46. Enter the area code and telephone number of the physician
who is supervising the patient’s renal treatment at the time
this form is completed.
47. Enter the National Provider Identifier (NPI) or the Unique
Physician Identification Number (UPIN) of physician in Item 45
A system of physician identifiers is mandated by Section 9202
of the Consolidated Omnibus Budget Reconciliation Act of
1985. It requires a unique identifier for each physician who
provides services for which Medicare payment is made. An
identifier is assigned to each physician regardless of his or her
practice configuration. The UPIN is established in a national
Registry of Medicare Physician Identification and Eligibility
Records (MPIER). Transamerica Occidental Life Insurance
Company is the Registry Carrier that establishes and maintains
the national registry of physicians receiving Part B Medicare
payment.
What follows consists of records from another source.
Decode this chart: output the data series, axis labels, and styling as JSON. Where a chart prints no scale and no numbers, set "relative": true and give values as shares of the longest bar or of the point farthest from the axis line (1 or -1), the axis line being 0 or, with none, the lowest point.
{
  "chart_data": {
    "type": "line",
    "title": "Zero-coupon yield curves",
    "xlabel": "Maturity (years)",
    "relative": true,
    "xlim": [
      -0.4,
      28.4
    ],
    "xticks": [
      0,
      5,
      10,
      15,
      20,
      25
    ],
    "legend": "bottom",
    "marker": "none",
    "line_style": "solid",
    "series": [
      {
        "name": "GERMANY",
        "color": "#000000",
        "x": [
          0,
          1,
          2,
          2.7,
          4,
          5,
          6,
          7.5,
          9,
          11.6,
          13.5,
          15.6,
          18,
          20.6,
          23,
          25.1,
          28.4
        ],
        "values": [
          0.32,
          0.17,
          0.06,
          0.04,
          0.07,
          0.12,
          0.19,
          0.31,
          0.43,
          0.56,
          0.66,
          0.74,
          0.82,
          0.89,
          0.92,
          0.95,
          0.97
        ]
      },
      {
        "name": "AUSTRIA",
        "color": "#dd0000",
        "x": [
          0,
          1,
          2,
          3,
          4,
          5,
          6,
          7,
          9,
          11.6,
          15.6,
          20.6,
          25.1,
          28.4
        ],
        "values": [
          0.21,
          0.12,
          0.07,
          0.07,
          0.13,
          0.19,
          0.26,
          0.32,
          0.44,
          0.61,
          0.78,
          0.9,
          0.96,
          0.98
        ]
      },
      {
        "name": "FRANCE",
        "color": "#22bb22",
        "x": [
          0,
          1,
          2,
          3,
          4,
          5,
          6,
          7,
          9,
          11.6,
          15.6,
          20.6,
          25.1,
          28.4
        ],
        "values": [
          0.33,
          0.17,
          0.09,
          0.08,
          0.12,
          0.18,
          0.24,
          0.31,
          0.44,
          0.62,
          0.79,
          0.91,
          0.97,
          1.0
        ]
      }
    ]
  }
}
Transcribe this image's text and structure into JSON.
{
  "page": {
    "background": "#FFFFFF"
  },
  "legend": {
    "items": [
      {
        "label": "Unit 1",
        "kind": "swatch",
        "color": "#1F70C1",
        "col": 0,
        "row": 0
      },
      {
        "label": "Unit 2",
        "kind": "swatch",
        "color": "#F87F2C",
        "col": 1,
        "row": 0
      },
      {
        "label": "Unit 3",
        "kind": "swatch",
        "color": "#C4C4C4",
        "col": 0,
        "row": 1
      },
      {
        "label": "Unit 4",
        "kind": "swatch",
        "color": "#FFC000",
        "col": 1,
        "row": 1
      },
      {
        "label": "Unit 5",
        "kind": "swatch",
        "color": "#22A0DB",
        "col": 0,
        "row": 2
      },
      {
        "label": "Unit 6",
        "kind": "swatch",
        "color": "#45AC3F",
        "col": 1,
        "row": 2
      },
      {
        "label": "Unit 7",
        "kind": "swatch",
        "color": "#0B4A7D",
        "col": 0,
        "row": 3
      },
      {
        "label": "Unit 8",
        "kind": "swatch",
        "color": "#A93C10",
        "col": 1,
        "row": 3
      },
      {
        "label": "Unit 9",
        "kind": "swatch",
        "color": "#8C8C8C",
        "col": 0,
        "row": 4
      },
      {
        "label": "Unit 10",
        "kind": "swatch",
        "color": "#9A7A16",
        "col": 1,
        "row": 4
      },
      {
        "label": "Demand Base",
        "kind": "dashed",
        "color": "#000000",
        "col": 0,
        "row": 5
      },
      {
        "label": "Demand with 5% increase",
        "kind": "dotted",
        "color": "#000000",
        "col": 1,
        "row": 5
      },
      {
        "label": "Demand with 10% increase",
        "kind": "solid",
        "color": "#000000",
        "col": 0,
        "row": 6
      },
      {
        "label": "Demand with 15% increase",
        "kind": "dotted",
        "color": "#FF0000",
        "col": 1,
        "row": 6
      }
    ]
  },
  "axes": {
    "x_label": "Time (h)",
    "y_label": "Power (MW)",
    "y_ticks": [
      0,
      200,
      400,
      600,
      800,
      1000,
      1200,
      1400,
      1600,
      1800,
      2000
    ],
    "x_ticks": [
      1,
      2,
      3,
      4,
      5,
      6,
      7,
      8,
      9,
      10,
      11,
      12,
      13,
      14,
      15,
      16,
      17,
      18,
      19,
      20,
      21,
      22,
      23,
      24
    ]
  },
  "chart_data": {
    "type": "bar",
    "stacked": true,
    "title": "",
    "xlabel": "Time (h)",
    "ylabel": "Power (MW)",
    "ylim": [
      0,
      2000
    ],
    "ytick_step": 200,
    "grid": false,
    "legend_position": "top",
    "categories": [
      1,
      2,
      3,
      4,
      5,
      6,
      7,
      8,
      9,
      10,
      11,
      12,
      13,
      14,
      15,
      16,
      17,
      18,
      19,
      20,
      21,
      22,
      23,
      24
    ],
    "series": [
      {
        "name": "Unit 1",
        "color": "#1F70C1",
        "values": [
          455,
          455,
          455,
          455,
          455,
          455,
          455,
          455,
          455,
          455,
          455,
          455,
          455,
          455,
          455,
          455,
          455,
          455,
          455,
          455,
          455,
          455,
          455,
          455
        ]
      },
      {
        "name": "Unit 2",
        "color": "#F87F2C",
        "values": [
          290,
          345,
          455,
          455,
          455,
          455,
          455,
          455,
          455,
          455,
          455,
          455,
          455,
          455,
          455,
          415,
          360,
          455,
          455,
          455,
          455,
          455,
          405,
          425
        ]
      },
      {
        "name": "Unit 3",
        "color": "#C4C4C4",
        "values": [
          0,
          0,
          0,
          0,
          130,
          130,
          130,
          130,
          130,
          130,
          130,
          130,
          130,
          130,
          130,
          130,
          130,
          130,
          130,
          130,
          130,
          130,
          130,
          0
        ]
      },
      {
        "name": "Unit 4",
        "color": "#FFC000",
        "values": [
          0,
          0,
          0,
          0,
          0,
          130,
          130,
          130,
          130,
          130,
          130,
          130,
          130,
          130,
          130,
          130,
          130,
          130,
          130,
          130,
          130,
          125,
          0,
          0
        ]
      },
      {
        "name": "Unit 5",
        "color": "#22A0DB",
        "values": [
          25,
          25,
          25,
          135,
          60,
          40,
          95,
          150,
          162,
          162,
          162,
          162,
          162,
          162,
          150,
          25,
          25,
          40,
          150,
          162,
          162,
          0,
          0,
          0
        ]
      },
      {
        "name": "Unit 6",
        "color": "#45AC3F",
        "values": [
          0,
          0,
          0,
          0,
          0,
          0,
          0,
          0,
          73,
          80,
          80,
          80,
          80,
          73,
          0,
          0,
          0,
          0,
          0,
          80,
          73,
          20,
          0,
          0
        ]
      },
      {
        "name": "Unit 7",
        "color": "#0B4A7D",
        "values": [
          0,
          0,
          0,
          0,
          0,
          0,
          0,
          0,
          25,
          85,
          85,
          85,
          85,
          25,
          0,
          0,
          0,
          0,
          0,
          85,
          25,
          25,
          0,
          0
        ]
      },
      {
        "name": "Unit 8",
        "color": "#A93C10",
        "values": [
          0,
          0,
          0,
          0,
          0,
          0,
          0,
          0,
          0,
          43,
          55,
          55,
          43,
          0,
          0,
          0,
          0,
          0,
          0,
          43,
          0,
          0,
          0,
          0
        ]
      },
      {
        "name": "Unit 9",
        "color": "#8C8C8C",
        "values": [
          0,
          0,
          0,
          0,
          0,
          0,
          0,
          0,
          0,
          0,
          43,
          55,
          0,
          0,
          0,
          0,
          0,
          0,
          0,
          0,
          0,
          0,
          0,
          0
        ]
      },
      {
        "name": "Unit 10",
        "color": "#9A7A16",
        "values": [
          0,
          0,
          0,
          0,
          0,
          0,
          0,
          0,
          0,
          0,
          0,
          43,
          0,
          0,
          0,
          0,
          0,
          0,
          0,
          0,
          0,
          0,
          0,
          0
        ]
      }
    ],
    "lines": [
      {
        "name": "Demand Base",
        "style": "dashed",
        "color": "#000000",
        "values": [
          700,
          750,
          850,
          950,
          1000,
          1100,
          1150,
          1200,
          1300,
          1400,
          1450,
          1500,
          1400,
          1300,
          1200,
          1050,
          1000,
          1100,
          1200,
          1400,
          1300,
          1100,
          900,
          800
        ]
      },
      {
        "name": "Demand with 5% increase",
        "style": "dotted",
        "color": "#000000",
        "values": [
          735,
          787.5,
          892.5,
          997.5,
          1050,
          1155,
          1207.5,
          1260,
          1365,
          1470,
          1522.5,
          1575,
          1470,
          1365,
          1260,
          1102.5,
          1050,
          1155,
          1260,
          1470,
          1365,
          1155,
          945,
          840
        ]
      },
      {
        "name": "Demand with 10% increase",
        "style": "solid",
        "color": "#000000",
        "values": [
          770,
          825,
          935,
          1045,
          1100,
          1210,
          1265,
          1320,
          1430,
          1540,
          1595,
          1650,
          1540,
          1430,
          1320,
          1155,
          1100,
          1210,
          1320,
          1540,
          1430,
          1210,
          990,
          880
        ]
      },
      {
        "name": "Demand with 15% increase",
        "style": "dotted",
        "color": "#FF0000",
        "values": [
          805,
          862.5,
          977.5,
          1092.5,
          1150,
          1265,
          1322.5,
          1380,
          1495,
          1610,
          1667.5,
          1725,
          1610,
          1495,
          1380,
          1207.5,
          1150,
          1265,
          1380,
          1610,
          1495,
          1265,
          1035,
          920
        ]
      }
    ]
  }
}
Its address is: UPIN Registry, Transamerica Occidental
Life, P.O. Box 2575, Los Angeles, CA 90051-0575.
The NPI is established by the NPI Enumerator located in Fargo,
North Dakota. The NPI Enumerator may be contacted by:
Phone: (800)465-3203 or TTY (800)692-2326.
Email: customerservice@npienumerator.com.
Mail: NPI Enumerator, P.O. Box 6059, Fargo, ND 58108-6059.
48. To be signed by the physician supervising the patient’s kidney
treatment. Signature of physician identified in Item 45. A
stamped signature is unacceptable.
49. Enter date physician signed this form.
50. To be signed by the physician who is currently following the
patient. If the patient had decided initially not to file an application
for Medicare, the physician will be re-certifying that the patient is
end stage renal, based on the same medical evidence, by signing
the copy of the CMS-2728 that was originally submitted and
returned to the provider. If you do not have a copy of the original
CMS-2728 on file, complete a new form.
51. The date physician re-certified and signed the form.
52. This remarks section may be used for any necessary comments
by either the physician, patient, ESRD Network or social
security field office.
53. The patient’s signature authorizing the release of information
to the Department of Health and Human Services must
be secured here. If the patient is unable to sign the form,
it should be signed by a relative, a person assuming
responsibility for the patient or by a survivor.
54. The date patient signed form.
FORM CMS-2728-U3 (10/2018) 7
According to the Paperwork Reduction Act of 1995, no persons are required to respond to a collection of information unless it displays a valid OMB control
number. The valid OMB control number for this information collection is 0938-0046 (Expires: 11/30/2022). The time required to complete this information
collection is estimated to average 45 minutes per response, including the time to review instructions, search existing data resources, gather the data
needed, and complete and review the information collection. If you have comments concerning the accuracy of the time estimate(s) or suggestions for
improving this form, please write to: CMS, 7500 Security Boulevard, Attn: PRA Reports Clearance Officer, Mail Stop C4-26-05, Baltimore, Maryland
21244-1850. ****CMS Disclosure**** Please do not send applications, claims, payments, medical records or any documents containing sensitive
information to the PRA Reports Clearance Office. Please note that any correspondence not pertaining to the information collection burden approved under
the associated OMB control number listed on this form will not be reviewed, forwarded, or retained. If you have questions or concerns regarding where to
submit your documents, please contact the ESRD Network in your region.